Chronic Intestinal Pseudoobstruction as a Possible Sequel to Encephalitis

Bruyn, G. A. W.; Bots, A. M.; Van Wijhe, M.; Van Kersen, F.
January 1986
American Journal of Gastroenterology;Jan1986, Vol. 81 Issue 1, p50
Academic Journal
A patient is reported who presented with a typical intestinal pseudoobstruction syndrome. Before this illness, the patient had suffered from measles encephalitis at the age of 15 months. A postencephalitic syndrome was present which included severe mental retardation, parkinsonism, and epilepsy. There were no relatives with a similar disease. Clinically, there was a frank recurrent pseudoobstruction syndrome with occasional diarrhea.
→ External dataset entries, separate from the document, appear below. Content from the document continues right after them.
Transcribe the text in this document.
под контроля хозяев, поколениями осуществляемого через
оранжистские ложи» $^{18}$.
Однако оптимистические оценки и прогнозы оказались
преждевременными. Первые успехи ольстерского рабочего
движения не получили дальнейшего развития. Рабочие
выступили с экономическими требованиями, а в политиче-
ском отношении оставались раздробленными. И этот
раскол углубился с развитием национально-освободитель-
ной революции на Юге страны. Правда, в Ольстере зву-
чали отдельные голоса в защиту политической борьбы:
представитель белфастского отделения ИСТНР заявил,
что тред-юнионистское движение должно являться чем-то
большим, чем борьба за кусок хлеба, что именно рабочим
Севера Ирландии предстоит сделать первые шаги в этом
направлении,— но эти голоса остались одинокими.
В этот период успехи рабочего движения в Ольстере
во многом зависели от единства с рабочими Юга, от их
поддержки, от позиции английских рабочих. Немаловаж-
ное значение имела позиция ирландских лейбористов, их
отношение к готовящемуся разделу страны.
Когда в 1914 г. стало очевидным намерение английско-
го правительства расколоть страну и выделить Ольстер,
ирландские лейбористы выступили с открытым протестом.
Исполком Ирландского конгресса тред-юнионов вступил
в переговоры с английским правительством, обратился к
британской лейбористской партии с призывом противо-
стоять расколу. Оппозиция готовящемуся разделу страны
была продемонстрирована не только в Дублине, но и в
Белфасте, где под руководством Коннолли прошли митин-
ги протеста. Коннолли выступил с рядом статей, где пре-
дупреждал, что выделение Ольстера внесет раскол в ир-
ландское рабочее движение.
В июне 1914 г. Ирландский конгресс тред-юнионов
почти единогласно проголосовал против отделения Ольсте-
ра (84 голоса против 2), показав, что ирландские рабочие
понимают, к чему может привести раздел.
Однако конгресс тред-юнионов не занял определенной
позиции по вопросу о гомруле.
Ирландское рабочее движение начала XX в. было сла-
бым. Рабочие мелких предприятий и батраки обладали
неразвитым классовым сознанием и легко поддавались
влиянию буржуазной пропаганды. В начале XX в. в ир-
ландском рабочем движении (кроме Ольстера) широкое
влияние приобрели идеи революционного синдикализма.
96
Radiographic barium studies showed delayed transit, hypomotility of the intestines, and gross distension of the esophagus, stomach, small intestine, and colon. Histological examination of the gastrointestinal tract revealed a normal appearance of the mucosa; however, there was a hypertrophic muscle layer with abnormalities of the plexuses. Both the submucosal and the myenteric plexuses were reduced in number and size. They showed a decreased number of ganglion cells, proliferation of Schwann cells and infiltration by lymphocytes. The abnormalities were most strikingly present in the esophagus and the small intestine. The intestinal neuropathy resulting in clinical pseudoobstruction is proposed to he part of the generalised neurological pathology as a late sequel to the measles encephalitis.